10. Political and Security Environment
President Daniel Ortega and his wife and Vice President Rosario Murillo dominate Nicaragua’s highly centralized, authoritarian political system. Ortega is serving in his third consecutive term as president after the Ortega-controlled Supreme Court ruled that a constitutional ban on the re-election of a sitting president was unenforceable. Ortega’s rule has been marked by increasing human rights abuses, consolidation of executive control, and consolidation of strategic business sectors that enrich him and his inner circle.
These abuses of power came to a head in April 2018 when Ortega’s security forces killed over 300 peaceful protesters. Government tactics included the use of live ammunition, snipers, fire as a weapon, and armed vigilante forces. Protesters built makeshift roadblocks and confronted the national police (NNP) and parapolice with rocks and homemade mortars. The ensuing conflict left over 325 dead, thousands injured, and more than 100,000 exiled in neighboring countries. Hundreds were illegally detained and tortured. Beginning in August 2018, the Ortega government instituted a policy of “exile, jail, or death” for anyone perceived as regime opponents. It amended terrorism laws to include prodemocracy activities and used the legislature and justice system to characterize civil society actors as terrorists, assassins, and coup-mongers.
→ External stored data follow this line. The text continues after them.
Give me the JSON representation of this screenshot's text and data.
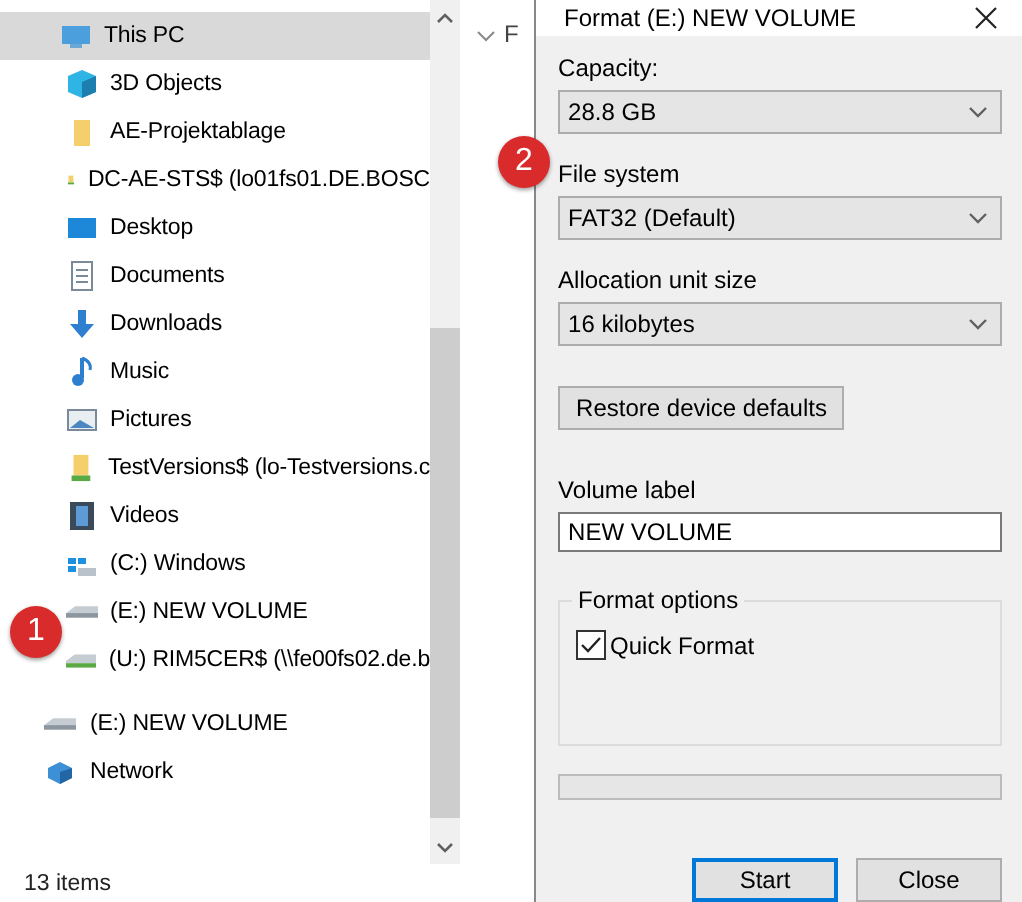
{
  "nav_pane": {
    "items": [
      {
        "label": "This PC",
        "kind": "pc",
        "selected": true,
        "children": [
          {
            "label": "3D Objects",
            "kind": "cube",
            "selected": false
          },
          {
            "label": "AE-Projektablage",
            "kind": "folder",
            "selected": false
          },
          {
            "label": "DC-AE-STS$ (lo01fs01.DE.BOSC",
            "kind": "netfolder",
            "selected": false
          },
          {
            "label": "Desktop",
            "kind": "desktop",
            "selected": false
          },
          {
            "label": "Documents",
            "kind": "documents",
            "selected": false
          },
          {
            "label": "Downloads",
            "kind": "downloads",
            "selected": false
          },
          {
            "label": "Music",
            "kind": "music",
            "selected": false
          },
          {
            "label": "Pictures",
            "kind": "pictures",
            "selected": false
          },
          {
            "label": "TestVersions$ (lo-Testversions.c",
            "kind": "netfolder",
            "selected": false
          },
          {
            "label": "Videos",
            "kind": "videos",
            "selected": false
          },
          {
            "label": "(C:) Windows",
            "kind": "windrive",
            "selected": false
          },
          {
            "label": "(E:) NEW VOLUME",
            "kind": "drive",
            "selected": false
          },
          {
            "label": "(U:) RIM5CER$ (\\\\fe00fs02.de.b",
            "kind": "netdrive",
            "selected": false
          }
        ]
      },
      {
        "label": "(E:) NEW VOLUME",
        "kind": "drive",
        "selected": false
      },
      {
        "label": "Network",
        "kind": "network",
        "selected": false
      }
    ]
  },
  "content_pane": {
    "column_header": "F"
  },
  "status_bar": {
    "item_count": "13 items"
  },
  "dialog": {
    "title": "Format (E:) NEW VOLUME",
    "fields": [
      {
        "kind": "dropdown",
        "label": "Capacity:",
        "value": "28.8 GB"
      },
      {
        "kind": "dropdown",
        "label": "File system",
        "value": "FAT32 (Default)"
      },
      {
        "kind": "dropdown",
        "label": "Allocation unit size",
        "value": "16 kilobytes"
      },
      {
        "kind": "button",
        "label": "Restore device defaults"
      },
      {
        "kind": "text",
        "label": "Volume label",
        "value": "NEW VOLUME"
      }
    ],
    "format_options": {
      "title": "Format options",
      "options": [
        {
          "label": "Quick Format",
          "checked": true
        }
      ]
    },
    "progress": {
      "level": 0
    },
    "buttons": [
      {
        "label": "Start",
        "default": true
      },
      {
        "label": "Close",
        "default": false
      }
    ]
  },
  "annotations": [
    {
      "number": "1"
    },
    {
      "number": "2"
    }
  ]
}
Political risk has increased dramatically as a result, and the future of the country’s political institutions remains very uncertain.
The NNP presence is ubiquitous throughout Nicaragua, including with randomized checkpoints. Excessive use of force, false imprisonment, and other harassment against opposition leaders—including many private sector leaders—is common. On March 5, 2020, the United States sanctioned the NNP for its human rights abuses against the people of Nicaragua.
Widespread dissatisfaction with Ortega’s authoritarian rule continues. Elections are scheduled for November 2021, and Ortega plans to compete for a fourth consecutive presidential term, raising doubts whether the Ortega regime will permit elections that are free and fair. The Department of State’s Bureau of Consular Affairs advises that travelers reconsider travel to Nicaragua due to limited healthcare availability and arbitrary enforcement of laws.